Apple, accusa dall’Italia per evasione miliardaria

Un'indagine della procura di Milano avrebbe provato una frode all'erario italiano di oltre un miliardo da parte di Apple Italia. Sotto osservazione la rete di società dei colossi del Web

Indagini fiscali sulla Apple in Italia: possibile evasione di un miliardo (blogspot.com)

Indagini fiscali sulla Apple in Italia: possibile evasione di un miliardo (blogspot.com)

Milano – Un’inchiesta della Procura di Milano riguarderebbe anche la Apple Italia: secondo quanto fin qui scoperto, stando al settimanale L’Espresso, si tratterebbe di una frode fiscale del valore di oltre un miliardo di euro, con un’accusa di dichiarazione dei redditi fraudolenta che sarebbe contesta a due manager, la cui identità è però ancora sotto segreto istruttorio.

L’indagine – Secondo le ipotesi avanzate dagli inquirenti, Apple Italia avrebbe sottostimato l’imponibile fiscale del 2010 di circa 206 milioni e di 853 milioni quello del 2011; le indagini hanno avanzato anche l’ipotesi dell’uso di mezzi fraudolenti mirati a ostacolare gli accertamenti fiscali. Gli accertamenti del procuratore aggiunto Francesco Greco e del pubblico ministero Adriano Scudieri sono ancora in corso e si attendono evoluzioni già nei prossimi giorni.

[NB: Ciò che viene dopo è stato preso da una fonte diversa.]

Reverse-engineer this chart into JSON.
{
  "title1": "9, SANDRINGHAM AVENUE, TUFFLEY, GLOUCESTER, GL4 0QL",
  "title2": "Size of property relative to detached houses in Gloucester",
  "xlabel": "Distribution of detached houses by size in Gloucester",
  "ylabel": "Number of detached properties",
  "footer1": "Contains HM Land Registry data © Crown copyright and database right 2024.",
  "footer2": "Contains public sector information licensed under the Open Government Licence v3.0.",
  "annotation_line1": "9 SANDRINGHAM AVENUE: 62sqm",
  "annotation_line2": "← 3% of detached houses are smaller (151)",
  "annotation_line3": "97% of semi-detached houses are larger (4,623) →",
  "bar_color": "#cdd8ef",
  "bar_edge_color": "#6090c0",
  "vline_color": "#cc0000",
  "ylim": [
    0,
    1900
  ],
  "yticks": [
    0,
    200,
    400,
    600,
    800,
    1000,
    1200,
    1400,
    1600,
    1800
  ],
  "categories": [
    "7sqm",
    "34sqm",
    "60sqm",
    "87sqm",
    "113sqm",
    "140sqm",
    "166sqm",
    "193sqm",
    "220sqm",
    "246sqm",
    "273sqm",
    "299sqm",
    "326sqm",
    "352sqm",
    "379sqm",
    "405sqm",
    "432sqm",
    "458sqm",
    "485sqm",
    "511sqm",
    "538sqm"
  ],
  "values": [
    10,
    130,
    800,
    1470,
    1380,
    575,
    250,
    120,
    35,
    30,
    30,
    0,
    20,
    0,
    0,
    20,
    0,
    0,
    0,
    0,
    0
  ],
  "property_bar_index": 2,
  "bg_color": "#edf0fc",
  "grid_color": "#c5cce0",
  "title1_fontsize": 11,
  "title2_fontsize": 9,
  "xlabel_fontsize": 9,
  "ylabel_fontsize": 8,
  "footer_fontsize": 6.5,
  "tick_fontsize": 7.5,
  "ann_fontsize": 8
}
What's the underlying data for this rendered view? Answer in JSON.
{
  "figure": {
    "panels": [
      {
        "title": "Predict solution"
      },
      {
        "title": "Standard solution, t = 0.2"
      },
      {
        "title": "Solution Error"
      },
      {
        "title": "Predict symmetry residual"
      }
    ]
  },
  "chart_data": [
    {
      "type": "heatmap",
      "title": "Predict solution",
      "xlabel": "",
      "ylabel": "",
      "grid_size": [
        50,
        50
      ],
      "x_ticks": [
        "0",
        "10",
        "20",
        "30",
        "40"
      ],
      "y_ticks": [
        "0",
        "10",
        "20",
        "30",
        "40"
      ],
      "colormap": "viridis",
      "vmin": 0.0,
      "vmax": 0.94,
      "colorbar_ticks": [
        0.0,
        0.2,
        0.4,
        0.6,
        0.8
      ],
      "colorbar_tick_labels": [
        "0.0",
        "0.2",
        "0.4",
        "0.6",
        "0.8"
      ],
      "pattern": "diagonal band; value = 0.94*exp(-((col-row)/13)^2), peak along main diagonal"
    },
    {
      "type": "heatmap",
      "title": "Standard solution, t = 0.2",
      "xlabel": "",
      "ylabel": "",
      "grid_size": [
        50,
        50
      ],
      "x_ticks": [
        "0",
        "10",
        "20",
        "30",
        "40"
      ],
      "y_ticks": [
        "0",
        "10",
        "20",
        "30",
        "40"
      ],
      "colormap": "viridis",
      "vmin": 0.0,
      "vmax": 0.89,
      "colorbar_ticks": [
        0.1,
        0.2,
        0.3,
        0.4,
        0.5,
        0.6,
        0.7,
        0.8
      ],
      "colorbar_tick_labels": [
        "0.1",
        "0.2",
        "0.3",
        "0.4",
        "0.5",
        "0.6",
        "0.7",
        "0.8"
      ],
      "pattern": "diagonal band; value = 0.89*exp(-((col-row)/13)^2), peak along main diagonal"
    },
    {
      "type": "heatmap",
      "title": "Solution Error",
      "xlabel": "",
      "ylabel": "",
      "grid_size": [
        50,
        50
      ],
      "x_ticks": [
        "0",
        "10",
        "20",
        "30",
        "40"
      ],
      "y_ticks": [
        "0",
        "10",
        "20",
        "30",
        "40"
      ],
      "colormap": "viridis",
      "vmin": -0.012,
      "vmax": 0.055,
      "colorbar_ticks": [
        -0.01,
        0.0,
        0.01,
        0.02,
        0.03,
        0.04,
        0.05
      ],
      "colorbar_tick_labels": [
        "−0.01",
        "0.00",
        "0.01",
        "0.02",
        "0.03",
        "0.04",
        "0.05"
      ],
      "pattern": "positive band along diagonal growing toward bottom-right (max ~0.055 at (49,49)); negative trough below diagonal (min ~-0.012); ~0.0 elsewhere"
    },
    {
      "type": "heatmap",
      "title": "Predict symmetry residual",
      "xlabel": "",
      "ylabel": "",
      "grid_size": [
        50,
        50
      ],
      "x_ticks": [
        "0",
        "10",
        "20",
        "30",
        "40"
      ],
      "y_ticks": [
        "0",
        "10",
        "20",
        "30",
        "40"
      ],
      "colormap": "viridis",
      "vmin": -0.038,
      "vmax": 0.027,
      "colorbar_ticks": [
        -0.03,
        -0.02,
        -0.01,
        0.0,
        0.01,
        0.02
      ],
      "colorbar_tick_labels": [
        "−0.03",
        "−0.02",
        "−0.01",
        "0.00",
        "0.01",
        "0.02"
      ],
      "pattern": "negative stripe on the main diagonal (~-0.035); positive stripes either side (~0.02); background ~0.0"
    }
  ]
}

Frode fiscale – L’attuale ricostruzione della procura porta a una società irlandese, la Apple sales international, che avrebbe contabilizzato i profitti di Apple Italia, avvantaggiandosi così della relativamente lasca legislazione dell’Irlanda sulla materia fiscale: si tratterebbe di falsa rappresentazione delle scritture contabili.
L’ipotesi di fondo è che la società italiana non si occupi solo del supporto locale e logistico per la Apple made in Irlanda ma sia il vero cuore dell’attività commerciale nel nostro paese.
La procedura sarebbe abbastanza comune in tutto il sistema dell’hi-tech e delle società correlate a Internet: Google, il colosso del web, manterrebbe la base europea in Irlanda proprio per questo motivo, al fine di sfruttare le risibili imposizioni sui profitti richieste dalla legislazione irlandese. Proprio per questo, l’Irlanda è al centro di studi dell’Unione europea, che sarebbe prossima ad accusarla di violazione delle regole comunitarie.

La perquisizione – Nell’ambito dell’indagine si sono svolte anche delle perquisizioni della sede di Apple Italia, che si trova in piazza san Babila a Milano; non sono state rilasciate dichiarazioni da nessuna delle parti riguardo l’oggetto specifico dell’intervento ma è ovvio che la Guardia di Finanza è all’opera per trovare le prove dell’accusa fin qui avanzata alla corporation del Mac e dell’iPhone.
Anche una curiosità in questa indagine: a rappresentare la società italiana di Cupertino a l’ex ministro Severino, al centro del dibattito politico da alcuni mesi per la legge che porta il suo nome e che ha sancito la decadenza da senatore di Silvio Berlusconi, ancora in attesa di ratifica dall’aula del Senato. Proprio l’ufficio legale della Apple Italia avrebbe impugnato il decreto di sequestro del materiale contabile.